Yes, Mark sometimes outlines his plan by talking into a camera 127 Hours-style, but the device is used sparingly. Goddard frequently has Mark cracking wise, as much for his own sanity and amusement as ours: he’s alone out there and he needs to stay stable somehow. In one great moment, he describes the plan that a team of very smart NASA scientists came up with that amounts to drilling holes in the ceiling and banging on it.
Although Mark is still largely a conventional hero — white, male, cocky, super-smart — the film places him in a world full of unconventional players. A woman from the military (Jessica Chastain) is the strong and capable leader of the team that went to Mars. Similarly, the satellite specialist in Houston who first spots signs of life on Mars once the team has departed is also a woman (the radiant Mackenzie Davis). And it’s a young black academic (Donald Glover) who figures out the Hail Mary to save Mark. Not to mention that the team leader is the ever cool, intelligent, and charismatic Chiwetel Ejiofor.
Leaving aside Ridley Scott’s recent embarrassing misstep with the all-white cast of Exodus: Gods and Kings, he’s been a pioneer of putting marginalized groups in front of the camera. People still regularly cite Ellen Ripley from Scott’s Alien as the exemplar of a well-rounded strong female character. Goddard got his start writing for Buffy the Vampire Slayer, so writing smart, capable, interesting women — without the personal hysteria that a Sorkin script would require — comes naturally.
But if I may be allowed a quibble, it’s troubling that the women are all white, while the male characters are more racially diverse. And in the odd scene when Goddard needs to explain some key facts to us, it falls to a woman, Kristin Wiig’s NASA public relations guru, to be the ignorant audience surrogate in need of an explanation.
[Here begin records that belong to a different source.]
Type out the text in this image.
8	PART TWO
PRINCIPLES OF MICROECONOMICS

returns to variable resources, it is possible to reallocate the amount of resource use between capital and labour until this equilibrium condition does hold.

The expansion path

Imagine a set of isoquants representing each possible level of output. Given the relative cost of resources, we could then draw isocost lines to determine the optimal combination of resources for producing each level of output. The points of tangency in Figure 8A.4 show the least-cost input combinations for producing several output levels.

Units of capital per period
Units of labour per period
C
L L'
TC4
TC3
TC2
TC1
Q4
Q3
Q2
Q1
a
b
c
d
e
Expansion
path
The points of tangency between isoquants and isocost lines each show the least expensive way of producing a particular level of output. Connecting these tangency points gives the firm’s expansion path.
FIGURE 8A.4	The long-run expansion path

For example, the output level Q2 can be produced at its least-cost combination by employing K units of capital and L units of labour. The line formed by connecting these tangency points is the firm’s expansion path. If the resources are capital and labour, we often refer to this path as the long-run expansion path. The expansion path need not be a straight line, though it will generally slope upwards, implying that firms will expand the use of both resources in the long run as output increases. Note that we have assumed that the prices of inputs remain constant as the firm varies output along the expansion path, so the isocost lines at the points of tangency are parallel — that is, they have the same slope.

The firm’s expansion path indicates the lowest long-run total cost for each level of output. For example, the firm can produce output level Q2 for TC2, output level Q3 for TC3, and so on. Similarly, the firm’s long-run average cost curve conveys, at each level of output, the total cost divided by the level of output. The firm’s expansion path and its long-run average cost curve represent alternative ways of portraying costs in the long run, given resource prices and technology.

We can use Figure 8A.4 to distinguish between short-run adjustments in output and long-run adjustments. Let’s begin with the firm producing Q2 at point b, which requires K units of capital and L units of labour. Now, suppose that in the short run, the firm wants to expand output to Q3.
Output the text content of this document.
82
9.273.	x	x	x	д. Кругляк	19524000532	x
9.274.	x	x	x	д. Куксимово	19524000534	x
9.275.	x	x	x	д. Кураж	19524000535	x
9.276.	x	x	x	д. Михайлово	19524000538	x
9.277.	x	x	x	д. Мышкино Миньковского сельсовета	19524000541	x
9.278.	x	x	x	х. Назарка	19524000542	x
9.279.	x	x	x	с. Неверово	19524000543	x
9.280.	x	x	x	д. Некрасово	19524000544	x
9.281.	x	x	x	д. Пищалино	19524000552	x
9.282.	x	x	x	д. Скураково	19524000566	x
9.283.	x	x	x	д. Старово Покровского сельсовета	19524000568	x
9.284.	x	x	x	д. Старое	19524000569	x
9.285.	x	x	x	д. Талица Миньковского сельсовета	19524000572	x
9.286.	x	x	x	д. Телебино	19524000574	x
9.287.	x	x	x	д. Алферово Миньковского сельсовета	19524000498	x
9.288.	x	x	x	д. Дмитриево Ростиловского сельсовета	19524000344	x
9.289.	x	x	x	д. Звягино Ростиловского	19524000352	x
The Martian is shot in 3D, but the effectiveness of this technology for the storytelling is uneven. The shots of Mark wandering Mars are when the 3D is at its most dramatic, driving home the fact that this is a man alone on a large, hostile, and empty planet. Similarly, Scott’s use of 3D back home sometimes brings home just how full of people and resources Earth is. NASA holds its first press conference of the film on the top floor of its headquarters with the speaker standing in front of a glass wall, the building’s vast atrium visible behind him. In contrast, I practically forgot that the film was in 3D during much of what happens in Mark’s Mars habitat or on the Earth. The Martian is not a bold, groundbreaking visual work of art in the vein of Gravity or 2001: A Space Odyssey. But it is a good story, and that’s enough.